Vermont has been referred to of late as the Bavaria of New England, a state to which people travel to enjoy its mountains and scenic beauty, its high-quality foods, like cheeses and sausages—and its beer. To a large degree, the state’s economy and infrastructure were built to accommodate, equip, feed and entertain our visitors. The place is simply too beautiful for us Vermonters to keep it all to ourselves, and for the most part we are happy to share.
Part of how we share Vermont-made things is to celebrate them with festivals. There are well-established annual food and beer festivals in many towns and cities including Killington, Okemo, Mount Snow, Smugglers Notch, the Mad River Valley, Middlebury, Brattleboro, and Burlington.
Vermont has a reputation for quality, upheld by generations of craftsman, farmers and manufacturers, yet Vermont’s reputation for high quality beer was nonexistent until the late 1980s. In 1986, Catamount Brewing Co. became Vermont’s first post-Prohibition craft brewery (a.k.a. microbrewery), and in 1988 Vermont Pub & Brewery in Burlington was established as Vermont’s first modern brewpub (a pub with its own in-house brewery). Others soon followed. Now Vermont is recognized as having more breweries per capita than any other state.
As successful microbreweries kept outgrowing the definition of “micro-,” that prefix was dropped in favor of “craft” to differentiate it from the pre-1970s national breweries and their mass-produced products. Craft beer continued to grow in popularity in the 1990s and has exploded in recent years, seeing year-over-year market growth and double-digit sales increases. Eleven breweries opened in Vermont in 2014, while three breweries closed. Over 40 breweries and brewpubs are now in operation across the state, with another 15 planning to open by the end of 2015, according to vtbeer.org, a great resource for lovers of Vermont beer.
Breweries and brewpubs have long been tourist magnets, bringing significant lift to local economies all over the Green Mountain State. And for good reason. In recent years, The Alchemist Brewery’s Heady Topper Double IPA, made in Waterbury, was named the best beer in the world, and Hill Farmstead Brewery in West Greensboro was named the best brewer in the U.S. Both bring hordes of beer-craving fans to their towns, many of whom drive hundreds of miles in beer-lusted pilgrimage.
To capitalize on such trends, the Vermont Brewers Association (VBA) launched a highly successful passport program over 15 years ago. It has since been emulated by brewing trade groups all over the country. The program provides pocket-sized blank passports available at most Vermont breweries for guests to get stamped with each brewery’s logo as they visit a Vermont brewery or brewpub. Send the passport card in with enough stamps on it, and get a small prize. Send it in completely filled in with stamps, and get a bag of swag. Since the program’s inception, tens of thousands of passport cards have been printed, with frequent reprints due to increased numbers of breweries.

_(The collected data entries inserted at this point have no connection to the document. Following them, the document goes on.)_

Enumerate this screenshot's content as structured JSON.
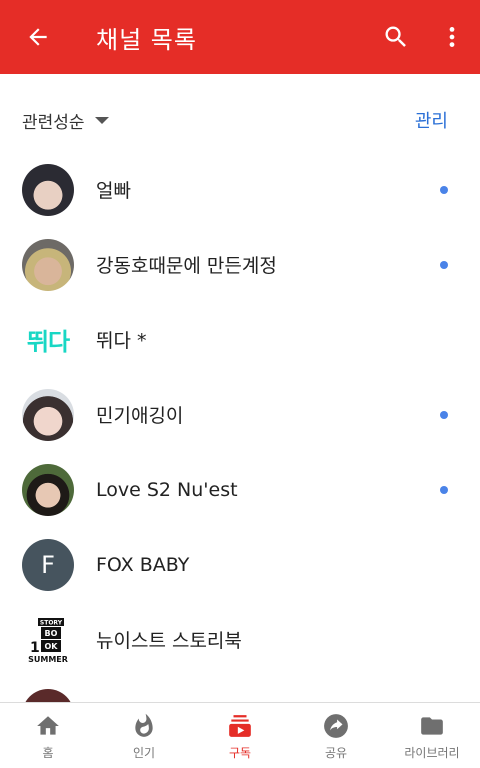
{
  "appbar": {
    "title": "채널 목록",
    "back_icon": "arrow-back-icon",
    "search_icon": "search-icon",
    "more_icon": "more-vert-icon",
    "color": "#e52d27"
  },
  "sort": {
    "label": "관련성순",
    "manage_label": "관리"
  },
  "channels": [
    {
      "name": "얼빠",
      "avatar": "photo",
      "new_dot": true
    },
    {
      "name": "강동호때문에 만든계정",
      "avatar": "photo",
      "new_dot": true
    },
    {
      "name": "뛰다 *",
      "avatar": "text",
      "avatar_text": "뛰다",
      "new_dot": false
    },
    {
      "name": "민기애깅이",
      "avatar": "photo",
      "new_dot": true
    },
    {
      "name": "Love S2 Nu'est",
      "avatar": "photo",
      "new_dot": true
    },
    {
      "name": "FOX BABY",
      "avatar": "letter",
      "avatar_letter": "F",
      "new_dot": false
    },
    {
      "name": "뉴이스트 스토리북",
      "avatar": "logo",
      "logo_text": [
        "STORY",
        "BO",
        "OK",
        "1",
        "SUMMER"
      ],
      "new_dot": false
    }
  ],
  "bottom_nav": [
    {
      "label": "홈",
      "icon": "home-icon",
      "active": false
    },
    {
      "label": "인기",
      "icon": "fire-icon",
      "active": false
    },
    {
      "label": "구독",
      "icon": "subscriptions-icon",
      "active": true
    },
    {
      "label": "공유",
      "icon": "share-icon",
      "active": false
    },
    {
      "label": "라이브러리",
      "icon": "folder-icon",
      "active": false
    }
  ],
  "colors": {
    "accent": "#e52d27",
    "link_blue": "#2a6fd6",
    "dot_blue": "#4a83e8",
    "inactive_icon": "#6f6f6f"
  }
}
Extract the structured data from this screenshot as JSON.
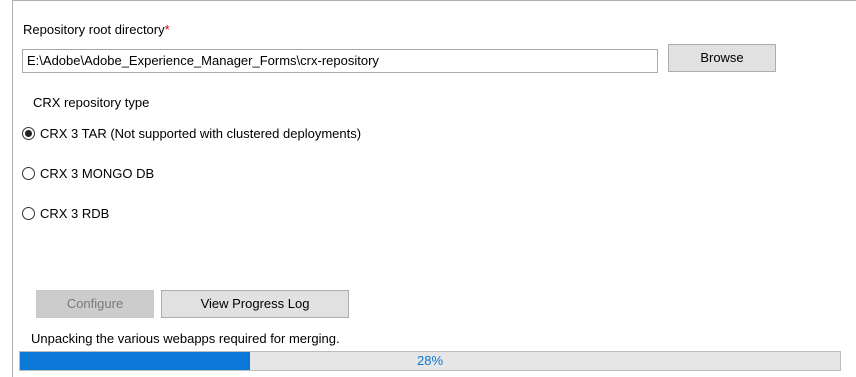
{
  "repository": {
    "label": "Repository root directory",
    "required_marker": "*",
    "path_value": "E:\\Adobe\\Adobe_Experience_Manager_Forms\\crx-repository",
    "browse_label": "Browse"
  },
  "repo_type": {
    "label": "CRX repository type",
    "options": [
      {
        "label": "CRX 3 TAR (Not supported with clustered deployments)",
        "selected": true
      },
      {
        "label": "CRX 3 MONGO DB",
        "selected": false
      },
      {
        "label": "CRX 3 RDB",
        "selected": false
      }
    ]
  },
  "actions": {
    "configure_label": "Configure",
    "configure_enabled": false,
    "view_log_label": "View Progress Log"
  },
  "progress": {
    "status_text": "Unpacking the various webapps required for merging.",
    "percent": 28,
    "percent_text": "28%",
    "fill_color": "#0b78d7",
    "text_color": "#0b78d7"
  },
  "colors": {
    "required_marker": "#d40000"
  }
}
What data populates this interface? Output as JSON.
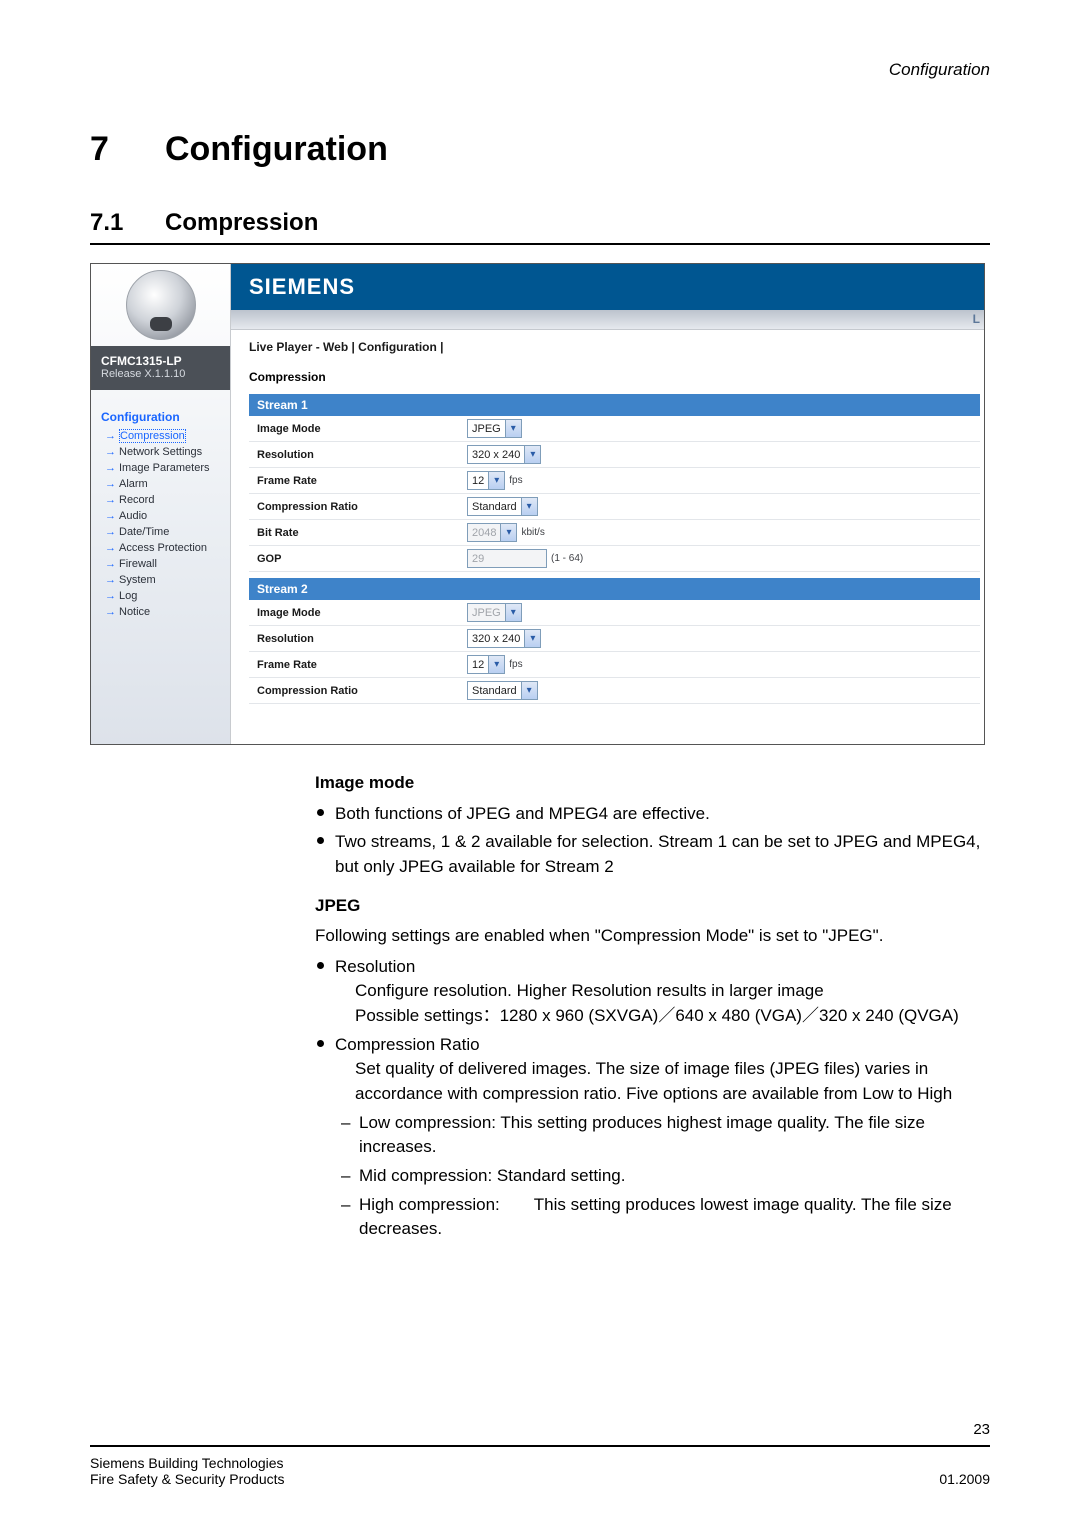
{
  "page": {
    "running_header": "Configuration",
    "chapter_number": "7",
    "chapter_title": "Configuration",
    "section_number": "7.1",
    "section_title": "Compression",
    "page_number": "23"
  },
  "footer": {
    "line1": "Siemens Building Technologies",
    "line2_left": "Fire Safety & Security Products",
    "line2_right": "01.2009"
  },
  "screenshot": {
    "brand": "SIEMENS",
    "brand_bar_letter": "L",
    "sidebar": {
      "model": "CFMC1315-LP",
      "release": "Release X.1.1.10",
      "nav_header": "Configuration",
      "items": [
        {
          "label": "Compression",
          "current": true
        },
        {
          "label": "Network Settings"
        },
        {
          "label": "Image Parameters"
        },
        {
          "label": "Alarm"
        },
        {
          "label": "Record"
        },
        {
          "label": "Audio"
        },
        {
          "label": "Date/Time"
        },
        {
          "label": "Access Protection"
        },
        {
          "label": "Firewall"
        },
        {
          "label": "System"
        },
        {
          "label": "Log"
        },
        {
          "label": "Notice"
        }
      ]
    },
    "breadcrumb": "Live Player - Web  |  Configuration  |",
    "page_title": "Compression",
    "stream1": {
      "header": "Stream 1",
      "rows": {
        "image_mode": {
          "label": "Image Mode",
          "value": "JPEG"
        },
        "resolution": {
          "label": "Resolution",
          "value": "320 x 240"
        },
        "frame_rate": {
          "label": "Frame Rate",
          "value": "12",
          "unit": "fps"
        },
        "compression_ratio": {
          "label": "Compression Ratio",
          "value": "Standard"
        },
        "bit_rate": {
          "label": "Bit Rate",
          "value": "2048",
          "unit": "kbit/s",
          "disabled": true
        },
        "gop": {
          "label": "GOP",
          "value": "29",
          "suffix": "(1 - 64)",
          "disabled": true
        }
      }
    },
    "stream2": {
      "header": "Stream 2",
      "rows": {
        "image_mode": {
          "label": "Image Mode",
          "value": "JPEG",
          "disabled": true
        },
        "resolution": {
          "label": "Resolution",
          "value": "320 x 240"
        },
        "frame_rate": {
          "label": "Frame Rate",
          "value": "12",
          "unit": "fps"
        },
        "compression_ratio": {
          "label": "Compression Ratio",
          "value": "Standard"
        }
      }
    }
  },
  "body": {
    "image_mode_heading": "Image mode",
    "image_mode_b1": "Both functions of JPEG and MPEG4 are effective.",
    "image_mode_b2": "Two streams, 1 & 2 available for selection. Stream 1 can be set to JPEG and MPEG4, but only JPEG available for Stream 2",
    "jpeg_heading": "JPEG",
    "jpeg_intro": "Following settings are enabled when \"Compression Mode\" is set to \"JPEG\".",
    "jpeg_res_title": "Resolution",
    "jpeg_res_l1": "Configure resolution. Higher Resolution results in larger image",
    "jpeg_res_l2": "Possible settings：1280 x 960 (SXVGA)／640 x 480 (VGA)／320 x 240 (QVGA)",
    "jpeg_cr_title": "Compression Ratio",
    "jpeg_cr_l1": "Set quality of delivered images. The size of image files (JPEG files) varies in accordance with compression ratio. Five options are available from Low to High",
    "jpeg_cr_sub1": "Low compression: This setting produces highest image quality. The file size increases.",
    "jpeg_cr_sub2": "Mid compression: Standard setting.",
    "jpeg_cr_sub3": "High compression:  This setting produces lowest image quality. The file size decreases."
  }
}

VBA executive director Kurt Staudter receives about 1,000 passports back each year. “That translates to hundreds of thousands of brewery visits over the life of the program, based on the cards that have been turned in,” he said. “It’s almost four to one, out-of-staters to Vermonters,” he noted.
The buzz about trying Vermont beers extends well beyond the breweries to pubs and restaurants throughout the state. “When you come to Vermont, you’re looking for Vermont beers,” said Mark Verespy, owner of The Killarney, an Irish pub located near the base of the Okemo Mountain Road. “There are so many great Vermont beers! Obviously, we have to carry Irish stuff, but our draft lineup is disproportionately composed of Vermont beers. We get a lot of pressure from outside companies to carry beers from all over, but we don’t have enough draft lines for all the Vermont beers, let alone something from, say, California. We barely scratch the surface of what’s available from here in Vermont.”
According to the Brewers Association, craft brewing’s national trade group, the economic impact of craft beer on the state Vermont was $196.3 million in 2012. Vermont breweries produced 229,062 barrels of beer in 2013, which equates to 15.1 gallons per adult aged 21 years and over. Clearly, we have beer to share!
The Vermont Brewers Association is in the process of putting together its own economic impact analysis, parallel to the data from the national group.
Among those taking advantage of the rise of beer tourism in Vermont are a growing handful of transportation companies and tour operators who will provide visitor a comfortable and safe means of getting from brewery to brewery, maximizing the number of breweries they can visit in one day. One such company is Upper Valley Ride (uvride.com), which recently purchased the locally-founded Good Bus, adding mini-coaches and beer tour savvy to their portfolio.
“The enthusiasm for craft beer is almost limitless now,” said Staudter. “You used to have to cajole people to get them to try craft beer. We’re hearing from people now who’ve never tasted Bud and who’ve basically grown up on craft beer,” said Staudter.